SALEM — The likely arrival of the new omicron variant and questions about its strength and speed are clouding an otherwise cautiously optimistic outlook of the course of COVID-19 in Oregon, according to a new state report.

The forecast from Oregon Health and Science University, released late Thursday, Dec. 2, shows the delta variant spike that hit Oregon over the summer and peaked around Labor Day continues a steady if stubbornly laborious decline in the state.

New infections, hospitalizations and deaths are falling, if not as quickly as forecast a month ago.

But projecting trends into the future is more difficult with the arrival of the omicron variant.

First reported by South African researchers on Nov. 25, it has now been found in more than 20 countries.

The Centers for Disease Control and Prevention confirmed Dec. 1 that an infection in California reported on Nov. 29 by a person who had recently traveled from South Africa was the first omicron case in the U.S. It has since been found in at least six states, from New York to Hawaii.

No cases have been reported yet in Oregon, though it's unlikely the virus would somehow skip the state. But continuing delta's drop is the main focus of public health officials until more is known about omicron.

"We don’t think it’s a big threat in Oregon because we don’t yet have a confirmed case and it will take time for it to spread,” said Peter Graven, director of OHSU’s Office of Advanced Analytics.

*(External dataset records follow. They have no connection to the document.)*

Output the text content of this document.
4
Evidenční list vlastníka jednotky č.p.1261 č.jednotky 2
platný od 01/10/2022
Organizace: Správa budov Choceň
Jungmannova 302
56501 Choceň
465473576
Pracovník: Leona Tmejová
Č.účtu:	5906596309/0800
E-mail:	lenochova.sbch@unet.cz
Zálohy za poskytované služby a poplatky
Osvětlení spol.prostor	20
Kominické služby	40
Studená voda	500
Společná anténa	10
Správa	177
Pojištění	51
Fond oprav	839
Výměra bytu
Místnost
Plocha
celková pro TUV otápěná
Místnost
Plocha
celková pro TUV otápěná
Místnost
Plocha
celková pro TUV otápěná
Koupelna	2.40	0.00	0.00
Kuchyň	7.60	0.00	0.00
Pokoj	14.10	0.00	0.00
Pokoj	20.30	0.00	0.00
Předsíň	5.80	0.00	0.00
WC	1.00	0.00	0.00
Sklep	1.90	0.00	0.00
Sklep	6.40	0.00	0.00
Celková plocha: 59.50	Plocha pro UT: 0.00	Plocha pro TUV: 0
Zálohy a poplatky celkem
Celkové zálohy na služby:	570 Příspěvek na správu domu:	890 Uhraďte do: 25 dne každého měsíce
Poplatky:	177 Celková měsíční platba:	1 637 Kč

Scientists have been rushing to find out if the new variant is more contagious, more severe and can get around vaccinations or natural immunity from earlier exposures.

“It really comes down to vaccination,” Graven said. “If the vaccines work, we’re fine. If they don’t work at preventing hospitalizations, we may have to go back to protecting our vulnerable populations until we get a booster that effectively neutralizes the omicron variant.”

South African researchers reported Dec. 3 that omicron spreads twice as rapidly as the delta variant. But they differed on whether the cause was just rapid contagion or that omicron was getting around defenses of vaccines and earlier natural exposures.

Graven said that the infection situation in Oregon was quite different. About 82% of Oregonians have immunity, which includes both those vaccinated or recently infected.

At about 85%, Graven estimated the delta variant would be unable to create another spike because of the low number of unprotected people.

OHA reported this week that about 28.7% of new infections were in people who had been vaccinated — so called "breakthrough" cases. But the vaccines have kept the percentage of severe cases and death much lower than in unvaccinated people.

Those who have been inoculated account for about 4.4% of cases requiring hospitalization and just over 1% of deaths. The deaths of vaccinated people were primarily in those over age 80.

The delta variant, which drove a spike in infections, remains the main threat to Oregonians who are not vaccinated or were exposed naturally to the virus.

As of Dec. 2, the Oregon Health Authority reported 384 COVID-19 patients were hospitalized in the state. At the peak of the spike, hospitalizations hit 1,187 on Sept. 1.

OHSU forecasts have had to push out the date when the state would have under 200 hospitalizations, a key marker that COVID-19 levels were declining to pre-spike levels. The current projection is Feb. 1.

OHSU has said the decline of COVID-19 has been slower than originally forecast because of signs of pandemic "fatigue," with people resuming higher-risk behaviors, such as indoor gatherings and not wearing masks indoors.

With OHA statistics showing a steady drop in infections, Gov. Kate Brown recently lifted the requirement of wearing masks in outdoor venues and areas where social distancing was difficult.